Niños del Mundo Alive and Well at Chicano Park

Historic Restoration Project’s Second Phase Now In Progress

Photo and text: David Avalos

Chicano Park muralist Octavio Gonzalez admires Niños del Mundo, brought back to life by Norma Montoya during the Chicano Park Mural Restoration Project’s First Phase. Looming in the background Leyes (La Familia), painted by José Montoya (no relation) and the Royal Chicano Air Force in 1975, is one of five murals to be repainted during the Second Phase from September to November.

    On July and August weekends this summer Norma Montoya traveled from Los Angeles to San Diego’s Chicano Park painstakingly repainting Niños del Mundo. The hardworking artist first came south in 1975 with Charles “Gato” Félix, invited by local muralists to paint Niños on the Coronado Bridge’s concrete pillars.

    Montoya had been a commercial window painter recruited by Felíx to teach her skills to aspiring young women artists at Estrada Courts, a low-income housing project in LA’s Boyle Heights. In 1973 murals first appeared at both Chicano Park and Estrada Courts. Aware of each other’s barrio reputations artists found a way to connect. Montoya, who had painted Innocence (1973) and Sleeping Woman’s Dream (1974) at the projects, arrived in San Diego as an established Chicana organizer and muralist.

    She and Felíx responded to the geometry of the pillars with a three-dimensional image directing children to break repressive chains and pursue happiness by means of books and artists’ brushes, to expand consciousness through reason and imagination, and to behold the terrors and fasciations found beneath twinned Quetzalcoatl’s watchful eyes.

    Traveling back through time Montoya hopes that Felíx, now deceased, is satisfied with her efforts to be faithful to their original vision. She made changes necessitated by her lifetime of acquired technical knowledge, as well as a developed consciousness that prompted her, as one example, to add braids or “trencitas” to one of the figures in the mural so that girls would feel included.

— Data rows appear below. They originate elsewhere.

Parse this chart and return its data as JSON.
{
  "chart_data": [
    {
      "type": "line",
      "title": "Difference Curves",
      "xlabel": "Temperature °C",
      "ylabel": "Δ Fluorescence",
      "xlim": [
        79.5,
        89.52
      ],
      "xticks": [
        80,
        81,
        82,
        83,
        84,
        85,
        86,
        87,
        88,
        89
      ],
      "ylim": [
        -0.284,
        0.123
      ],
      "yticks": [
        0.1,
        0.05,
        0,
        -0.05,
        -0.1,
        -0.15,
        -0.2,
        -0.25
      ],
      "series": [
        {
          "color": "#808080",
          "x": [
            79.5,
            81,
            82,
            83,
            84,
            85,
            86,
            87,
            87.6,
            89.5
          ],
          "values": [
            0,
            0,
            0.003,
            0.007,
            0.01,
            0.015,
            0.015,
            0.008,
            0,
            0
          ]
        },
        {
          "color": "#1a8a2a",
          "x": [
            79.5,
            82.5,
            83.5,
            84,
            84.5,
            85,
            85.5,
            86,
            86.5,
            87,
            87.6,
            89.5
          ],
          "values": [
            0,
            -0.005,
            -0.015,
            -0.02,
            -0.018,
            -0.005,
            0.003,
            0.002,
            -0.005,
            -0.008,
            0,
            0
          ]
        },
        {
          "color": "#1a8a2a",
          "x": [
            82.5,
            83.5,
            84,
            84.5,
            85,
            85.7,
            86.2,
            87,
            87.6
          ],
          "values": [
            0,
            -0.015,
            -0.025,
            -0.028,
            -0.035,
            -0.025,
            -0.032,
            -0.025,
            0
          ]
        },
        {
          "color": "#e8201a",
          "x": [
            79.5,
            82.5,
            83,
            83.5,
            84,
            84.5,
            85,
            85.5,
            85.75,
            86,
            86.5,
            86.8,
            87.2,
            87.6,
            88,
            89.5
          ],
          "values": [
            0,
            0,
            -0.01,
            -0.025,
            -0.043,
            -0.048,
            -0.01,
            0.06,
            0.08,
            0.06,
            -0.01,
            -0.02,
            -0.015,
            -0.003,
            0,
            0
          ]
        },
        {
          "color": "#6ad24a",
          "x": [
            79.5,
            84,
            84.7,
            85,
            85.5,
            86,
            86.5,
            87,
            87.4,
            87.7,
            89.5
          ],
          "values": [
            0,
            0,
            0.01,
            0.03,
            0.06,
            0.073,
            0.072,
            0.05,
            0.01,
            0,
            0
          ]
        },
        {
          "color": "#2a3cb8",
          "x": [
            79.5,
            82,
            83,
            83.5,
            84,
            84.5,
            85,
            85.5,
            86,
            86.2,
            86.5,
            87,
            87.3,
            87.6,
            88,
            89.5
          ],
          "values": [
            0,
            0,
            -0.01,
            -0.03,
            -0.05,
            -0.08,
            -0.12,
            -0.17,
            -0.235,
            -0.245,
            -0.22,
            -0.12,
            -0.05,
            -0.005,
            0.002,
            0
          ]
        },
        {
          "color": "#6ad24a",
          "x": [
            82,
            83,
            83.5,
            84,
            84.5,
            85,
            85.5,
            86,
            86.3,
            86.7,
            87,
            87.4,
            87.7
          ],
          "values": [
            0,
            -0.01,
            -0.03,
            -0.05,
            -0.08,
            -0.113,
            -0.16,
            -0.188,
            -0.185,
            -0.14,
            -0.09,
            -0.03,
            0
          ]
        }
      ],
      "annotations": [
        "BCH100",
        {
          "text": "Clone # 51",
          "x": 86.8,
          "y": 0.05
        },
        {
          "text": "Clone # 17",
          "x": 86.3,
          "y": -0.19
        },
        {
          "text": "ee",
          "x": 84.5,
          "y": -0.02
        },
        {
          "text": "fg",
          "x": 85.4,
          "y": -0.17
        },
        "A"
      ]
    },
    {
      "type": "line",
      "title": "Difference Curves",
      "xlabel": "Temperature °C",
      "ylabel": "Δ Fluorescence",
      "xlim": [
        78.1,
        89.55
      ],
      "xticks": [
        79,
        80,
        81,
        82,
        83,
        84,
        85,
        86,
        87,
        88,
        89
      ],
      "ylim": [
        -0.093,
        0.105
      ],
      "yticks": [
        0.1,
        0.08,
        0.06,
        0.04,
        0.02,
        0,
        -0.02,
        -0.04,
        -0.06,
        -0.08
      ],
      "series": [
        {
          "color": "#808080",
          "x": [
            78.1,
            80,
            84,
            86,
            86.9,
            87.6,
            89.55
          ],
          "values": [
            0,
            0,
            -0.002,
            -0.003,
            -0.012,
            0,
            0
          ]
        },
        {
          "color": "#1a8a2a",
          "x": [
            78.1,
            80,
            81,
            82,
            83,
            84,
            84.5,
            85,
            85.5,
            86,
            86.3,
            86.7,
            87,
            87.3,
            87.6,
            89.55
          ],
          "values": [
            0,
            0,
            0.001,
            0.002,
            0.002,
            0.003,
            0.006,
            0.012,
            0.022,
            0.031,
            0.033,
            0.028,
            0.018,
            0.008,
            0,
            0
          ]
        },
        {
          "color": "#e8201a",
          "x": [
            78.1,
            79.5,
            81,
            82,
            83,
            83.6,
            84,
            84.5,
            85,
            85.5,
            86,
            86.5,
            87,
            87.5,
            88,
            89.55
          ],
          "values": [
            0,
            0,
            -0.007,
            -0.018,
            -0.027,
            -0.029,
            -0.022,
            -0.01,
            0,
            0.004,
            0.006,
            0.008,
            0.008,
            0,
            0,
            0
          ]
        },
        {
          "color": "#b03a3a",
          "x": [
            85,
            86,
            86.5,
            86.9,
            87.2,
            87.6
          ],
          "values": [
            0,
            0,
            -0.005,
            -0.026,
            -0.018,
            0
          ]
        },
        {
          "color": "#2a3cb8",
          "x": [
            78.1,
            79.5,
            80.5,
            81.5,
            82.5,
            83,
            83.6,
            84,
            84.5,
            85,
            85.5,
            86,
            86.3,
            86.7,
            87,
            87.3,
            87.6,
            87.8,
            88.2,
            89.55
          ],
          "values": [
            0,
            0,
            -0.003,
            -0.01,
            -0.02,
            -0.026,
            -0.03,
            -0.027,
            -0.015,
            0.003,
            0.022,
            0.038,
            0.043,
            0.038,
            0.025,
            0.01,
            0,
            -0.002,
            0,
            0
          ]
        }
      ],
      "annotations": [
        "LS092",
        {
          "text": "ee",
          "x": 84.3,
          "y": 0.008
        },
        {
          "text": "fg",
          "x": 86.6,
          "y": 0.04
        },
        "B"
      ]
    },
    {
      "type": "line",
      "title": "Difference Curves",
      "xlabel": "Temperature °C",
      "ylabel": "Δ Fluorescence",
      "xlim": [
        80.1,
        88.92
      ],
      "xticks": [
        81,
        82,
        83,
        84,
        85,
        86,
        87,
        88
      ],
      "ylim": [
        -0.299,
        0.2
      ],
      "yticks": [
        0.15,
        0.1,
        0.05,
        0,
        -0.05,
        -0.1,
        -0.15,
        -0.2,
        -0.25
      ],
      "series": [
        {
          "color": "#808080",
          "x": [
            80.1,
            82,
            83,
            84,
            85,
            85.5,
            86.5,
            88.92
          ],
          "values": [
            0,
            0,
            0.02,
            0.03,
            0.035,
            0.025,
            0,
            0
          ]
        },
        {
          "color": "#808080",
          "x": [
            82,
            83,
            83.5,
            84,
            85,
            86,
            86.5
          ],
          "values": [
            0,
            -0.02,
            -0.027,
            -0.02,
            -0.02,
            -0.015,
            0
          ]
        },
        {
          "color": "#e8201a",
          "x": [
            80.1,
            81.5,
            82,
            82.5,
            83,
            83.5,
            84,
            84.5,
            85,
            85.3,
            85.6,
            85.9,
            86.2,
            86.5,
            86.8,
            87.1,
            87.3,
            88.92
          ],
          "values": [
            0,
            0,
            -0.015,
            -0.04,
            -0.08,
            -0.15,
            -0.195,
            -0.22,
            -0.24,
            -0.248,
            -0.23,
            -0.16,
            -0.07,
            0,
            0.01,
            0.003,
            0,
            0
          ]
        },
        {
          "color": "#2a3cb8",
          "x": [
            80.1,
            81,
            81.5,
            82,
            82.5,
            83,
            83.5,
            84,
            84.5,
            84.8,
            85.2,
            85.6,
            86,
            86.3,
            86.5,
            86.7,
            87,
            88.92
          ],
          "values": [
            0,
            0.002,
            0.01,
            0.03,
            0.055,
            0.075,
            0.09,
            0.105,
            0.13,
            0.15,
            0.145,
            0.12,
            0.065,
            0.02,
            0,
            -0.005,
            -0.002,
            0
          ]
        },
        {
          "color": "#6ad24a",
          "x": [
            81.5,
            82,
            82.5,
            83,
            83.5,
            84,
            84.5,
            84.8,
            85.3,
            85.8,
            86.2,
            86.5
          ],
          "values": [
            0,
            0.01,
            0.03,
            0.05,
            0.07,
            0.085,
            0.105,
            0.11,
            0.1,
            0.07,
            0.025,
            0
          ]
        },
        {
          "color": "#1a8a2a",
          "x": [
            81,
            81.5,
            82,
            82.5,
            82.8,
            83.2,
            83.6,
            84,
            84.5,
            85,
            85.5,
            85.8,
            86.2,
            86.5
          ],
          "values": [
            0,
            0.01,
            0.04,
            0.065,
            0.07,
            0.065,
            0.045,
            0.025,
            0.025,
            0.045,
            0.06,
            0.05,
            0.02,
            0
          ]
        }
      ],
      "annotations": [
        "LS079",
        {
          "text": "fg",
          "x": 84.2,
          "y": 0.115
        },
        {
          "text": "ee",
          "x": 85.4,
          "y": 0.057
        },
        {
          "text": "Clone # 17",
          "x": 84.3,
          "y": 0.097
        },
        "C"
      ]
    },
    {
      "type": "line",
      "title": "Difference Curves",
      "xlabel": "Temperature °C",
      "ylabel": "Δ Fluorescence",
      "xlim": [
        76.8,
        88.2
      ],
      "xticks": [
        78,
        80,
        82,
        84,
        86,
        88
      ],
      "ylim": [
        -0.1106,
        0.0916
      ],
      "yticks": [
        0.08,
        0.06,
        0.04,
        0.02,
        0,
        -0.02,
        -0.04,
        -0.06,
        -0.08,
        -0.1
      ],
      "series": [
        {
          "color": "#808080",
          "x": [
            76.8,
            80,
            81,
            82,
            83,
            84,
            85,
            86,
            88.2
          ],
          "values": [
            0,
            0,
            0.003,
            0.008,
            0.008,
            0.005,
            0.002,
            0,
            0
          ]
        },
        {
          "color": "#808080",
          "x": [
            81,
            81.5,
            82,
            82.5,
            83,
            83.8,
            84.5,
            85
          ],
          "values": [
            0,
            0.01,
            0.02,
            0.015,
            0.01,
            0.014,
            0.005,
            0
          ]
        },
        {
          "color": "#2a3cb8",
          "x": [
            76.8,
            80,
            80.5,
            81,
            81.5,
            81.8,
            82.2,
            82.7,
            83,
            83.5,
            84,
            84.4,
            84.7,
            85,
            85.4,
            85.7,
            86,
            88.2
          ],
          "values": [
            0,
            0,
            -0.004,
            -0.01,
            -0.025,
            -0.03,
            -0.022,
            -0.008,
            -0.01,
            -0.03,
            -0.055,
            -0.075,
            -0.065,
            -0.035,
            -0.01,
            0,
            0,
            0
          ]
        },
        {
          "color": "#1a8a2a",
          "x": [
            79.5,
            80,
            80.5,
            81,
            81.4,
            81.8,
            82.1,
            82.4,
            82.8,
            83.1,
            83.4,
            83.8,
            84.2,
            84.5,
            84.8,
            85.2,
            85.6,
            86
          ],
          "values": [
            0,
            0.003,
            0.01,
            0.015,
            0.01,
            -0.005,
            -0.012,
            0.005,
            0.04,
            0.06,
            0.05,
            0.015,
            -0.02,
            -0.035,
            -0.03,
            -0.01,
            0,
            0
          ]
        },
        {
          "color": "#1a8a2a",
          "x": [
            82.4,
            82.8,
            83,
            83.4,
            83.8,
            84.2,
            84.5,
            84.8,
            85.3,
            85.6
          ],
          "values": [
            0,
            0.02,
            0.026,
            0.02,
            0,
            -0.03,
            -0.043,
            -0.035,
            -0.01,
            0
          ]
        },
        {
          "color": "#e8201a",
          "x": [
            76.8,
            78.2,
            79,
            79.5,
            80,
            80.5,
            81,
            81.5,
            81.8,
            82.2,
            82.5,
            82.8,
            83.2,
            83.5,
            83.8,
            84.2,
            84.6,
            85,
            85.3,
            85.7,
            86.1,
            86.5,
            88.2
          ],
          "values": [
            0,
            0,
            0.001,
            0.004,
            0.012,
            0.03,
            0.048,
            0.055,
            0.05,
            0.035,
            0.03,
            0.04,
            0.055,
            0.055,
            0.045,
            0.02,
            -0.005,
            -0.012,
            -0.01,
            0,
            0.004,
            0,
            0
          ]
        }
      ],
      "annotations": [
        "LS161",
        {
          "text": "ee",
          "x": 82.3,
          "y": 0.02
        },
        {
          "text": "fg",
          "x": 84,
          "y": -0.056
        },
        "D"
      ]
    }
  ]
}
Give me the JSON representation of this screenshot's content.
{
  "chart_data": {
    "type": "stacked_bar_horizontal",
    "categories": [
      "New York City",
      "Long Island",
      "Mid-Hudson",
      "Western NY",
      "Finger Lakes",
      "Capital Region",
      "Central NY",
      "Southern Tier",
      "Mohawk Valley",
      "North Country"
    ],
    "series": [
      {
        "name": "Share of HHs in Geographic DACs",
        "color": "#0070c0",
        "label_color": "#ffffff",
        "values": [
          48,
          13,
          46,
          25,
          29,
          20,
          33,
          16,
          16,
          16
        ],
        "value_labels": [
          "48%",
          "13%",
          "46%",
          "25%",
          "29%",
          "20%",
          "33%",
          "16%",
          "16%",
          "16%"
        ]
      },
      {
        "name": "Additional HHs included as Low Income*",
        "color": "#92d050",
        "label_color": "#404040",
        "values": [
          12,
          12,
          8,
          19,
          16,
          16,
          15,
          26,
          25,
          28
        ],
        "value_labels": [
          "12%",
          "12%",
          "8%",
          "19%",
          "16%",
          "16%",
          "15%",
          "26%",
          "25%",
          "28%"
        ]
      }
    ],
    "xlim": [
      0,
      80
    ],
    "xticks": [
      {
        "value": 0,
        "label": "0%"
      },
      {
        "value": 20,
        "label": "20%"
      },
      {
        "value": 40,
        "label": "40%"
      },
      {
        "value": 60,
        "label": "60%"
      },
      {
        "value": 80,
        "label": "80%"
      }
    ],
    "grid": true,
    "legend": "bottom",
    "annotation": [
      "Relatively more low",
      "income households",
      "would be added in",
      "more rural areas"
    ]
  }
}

    UCSD Professor Gail Pérez, collecting oral histories of Park muralists, recorded Montoya’s account of an interaction while working here. When one niño del barrio asked her if the UFW eagle was a gang sign, she said, “let me tell you a story about a man named César Chávez.” She stopped painting and went on to describe the farm workers’ movement to the young boy. Norma Montoya returns to LAs leaving all of us with wonderful gifts including a revitalized mural pointing to a bright future for a new generation.